As of Sunday afternoon, I was convinced the Braves were still in fine shape. They were 4 1/2 up and had a one-run lead on the Mets, and the Braves with a one-run lead this season have been safe as houses. But Jonny Venters started walking people, which Jonny Venters sometimes does, and this time he couldn’t tiptoe out of it. One blown save, one game lost on the field, one game lost (after St. Louis beat Cole Hamels on Sunday night) in the standings. And now this reversal in Miami. And now …
My faith is, shall we say, undergoing a test.

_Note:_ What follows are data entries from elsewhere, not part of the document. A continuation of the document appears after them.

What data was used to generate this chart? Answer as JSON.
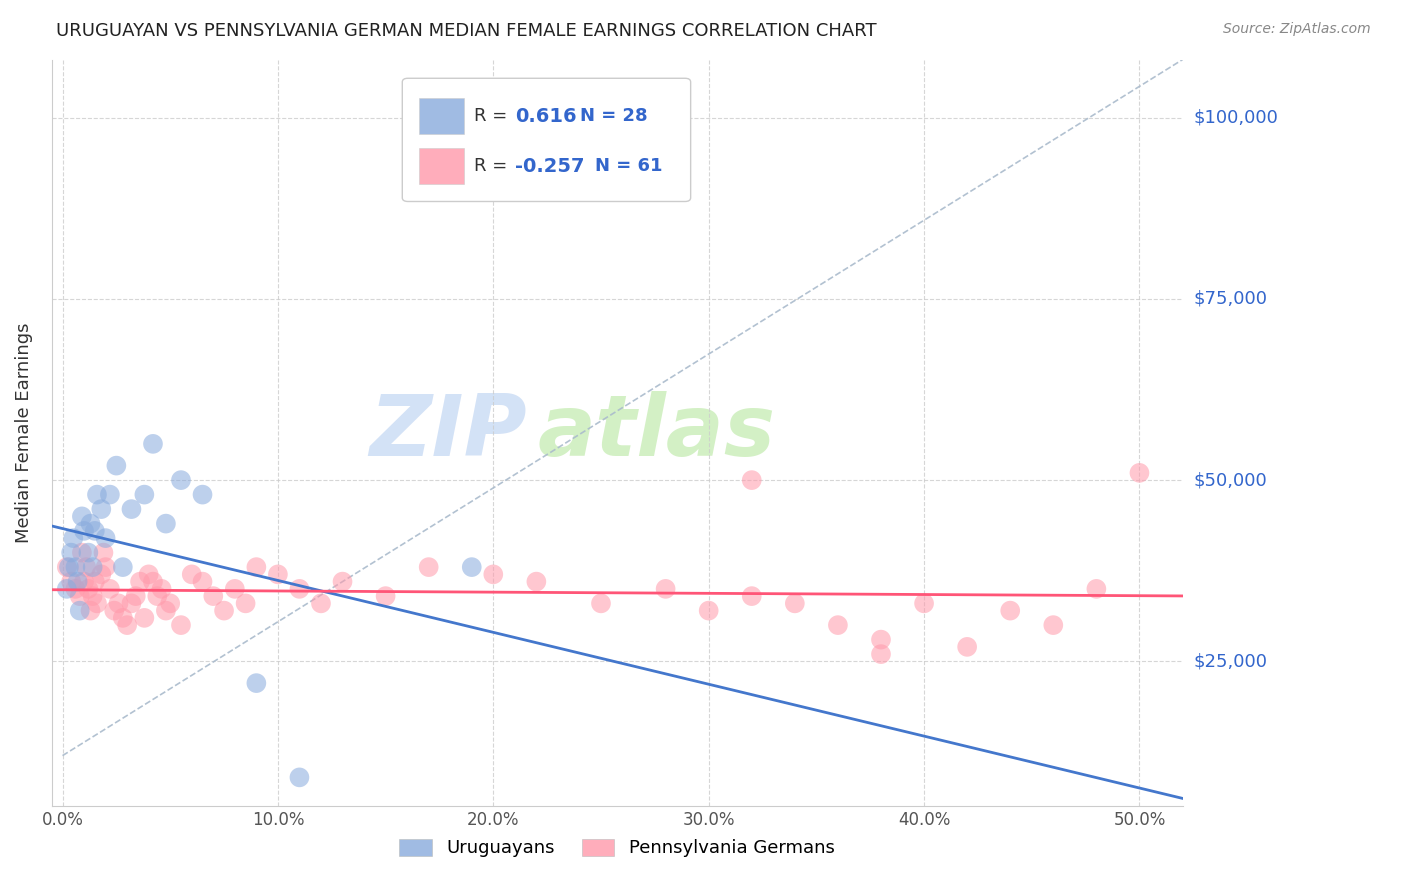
{
  "title": "URUGUAYAN VS PENNSYLVANIA GERMAN MEDIAN FEMALE EARNINGS CORRELATION CHART",
  "source": "Source: ZipAtlas.com",
  "ylabel": "Median Female Earnings",
  "xlabel_ticks": [
    "0.0%",
    "10.0%",
    "20.0%",
    "30.0%",
    "40.0%",
    "50.0%"
  ],
  "xlabel_vals": [
    0.0,
    0.1,
    0.2,
    0.3,
    0.4,
    0.5
  ],
  "ytick_labels": [
    "$25,000",
    "$50,000",
    "$75,000",
    "$100,000"
  ],
  "ytick_vals": [
    25000,
    50000,
    75000,
    100000
  ],
  "xlim": [
    -0.005,
    0.52
  ],
  "ylim": [
    5000,
    108000
  ],
  "watermark_zip": "ZIP",
  "watermark_atlas": "atlas",
  "uruguayan_R": 0.616,
  "uruguayan_N": 28,
  "pennsylvania_R": -0.257,
  "pennsylvania_N": 61,
  "blue_color": "#88AADD",
  "pink_color": "#FF99AA",
  "blue_line_color": "#4477CC",
  "pink_line_color": "#FF5577",
  "dashed_line_color": "#AABBCC",
  "uruguayan_x": [
    0.002,
    0.003,
    0.004,
    0.005,
    0.006,
    0.007,
    0.008,
    0.009,
    0.01,
    0.012,
    0.013,
    0.014,
    0.015,
    0.016,
    0.018,
    0.02,
    0.022,
    0.025,
    0.028,
    0.032,
    0.038,
    0.042,
    0.048,
    0.055,
    0.065,
    0.09,
    0.11,
    0.19
  ],
  "uruguayan_y": [
    35000,
    38000,
    40000,
    42000,
    38000,
    36000,
    32000,
    45000,
    43000,
    40000,
    44000,
    38000,
    43000,
    48000,
    46000,
    42000,
    48000,
    52000,
    38000,
    46000,
    48000,
    55000,
    44000,
    50000,
    48000,
    22000,
    9000,
    38000
  ],
  "pennsylvania_x": [
    0.002,
    0.004,
    0.006,
    0.008,
    0.009,
    0.01,
    0.011,
    0.012,
    0.013,
    0.014,
    0.015,
    0.016,
    0.018,
    0.019,
    0.02,
    0.022,
    0.024,
    0.026,
    0.028,
    0.03,
    0.032,
    0.034,
    0.036,
    0.038,
    0.04,
    0.042,
    0.044,
    0.046,
    0.048,
    0.05,
    0.055,
    0.06,
    0.065,
    0.07,
    0.075,
    0.08,
    0.085,
    0.09,
    0.1,
    0.11,
    0.12,
    0.13,
    0.15,
    0.17,
    0.2,
    0.22,
    0.25,
    0.28,
    0.3,
    0.32,
    0.34,
    0.36,
    0.38,
    0.4,
    0.42,
    0.44,
    0.46,
    0.48,
    0.5,
    0.32,
    0.38
  ],
  "pennsylvania_y": [
    38000,
    36000,
    35000,
    34000,
    40000,
    36000,
    38000,
    35000,
    32000,
    34000,
    36000,
    33000,
    37000,
    40000,
    38000,
    35000,
    32000,
    33000,
    31000,
    30000,
    33000,
    34000,
    36000,
    31000,
    37000,
    36000,
    34000,
    35000,
    32000,
    33000,
    30000,
    37000,
    36000,
    34000,
    32000,
    35000,
    33000,
    38000,
    37000,
    35000,
    33000,
    36000,
    34000,
    38000,
    37000,
    36000,
    33000,
    35000,
    32000,
    34000,
    33000,
    30000,
    28000,
    33000,
    27000,
    32000,
    30000,
    35000,
    51000,
    50000,
    26000
  ]
}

Even in a season where Dan Uggla stopped hitting for three months and 40 percent of the rotation has gotten hurt, these Braves have been able to bank on their bullpen. It’s why they were 8 1/2 games in front the morning after Labor Day. It’s why they figure — figured? — to be a tough out in the postseason. But now the bullpen is showing the strain, and if that goes then what’s left?
I don’t know the answer. I’m not sure I want to know the answer. All I know for certain is this: I no longer consider the Braves a postseason certainty.
On paper, they still should make it. But some games are so galling they make you wad up that paper and toss it in the trashcan.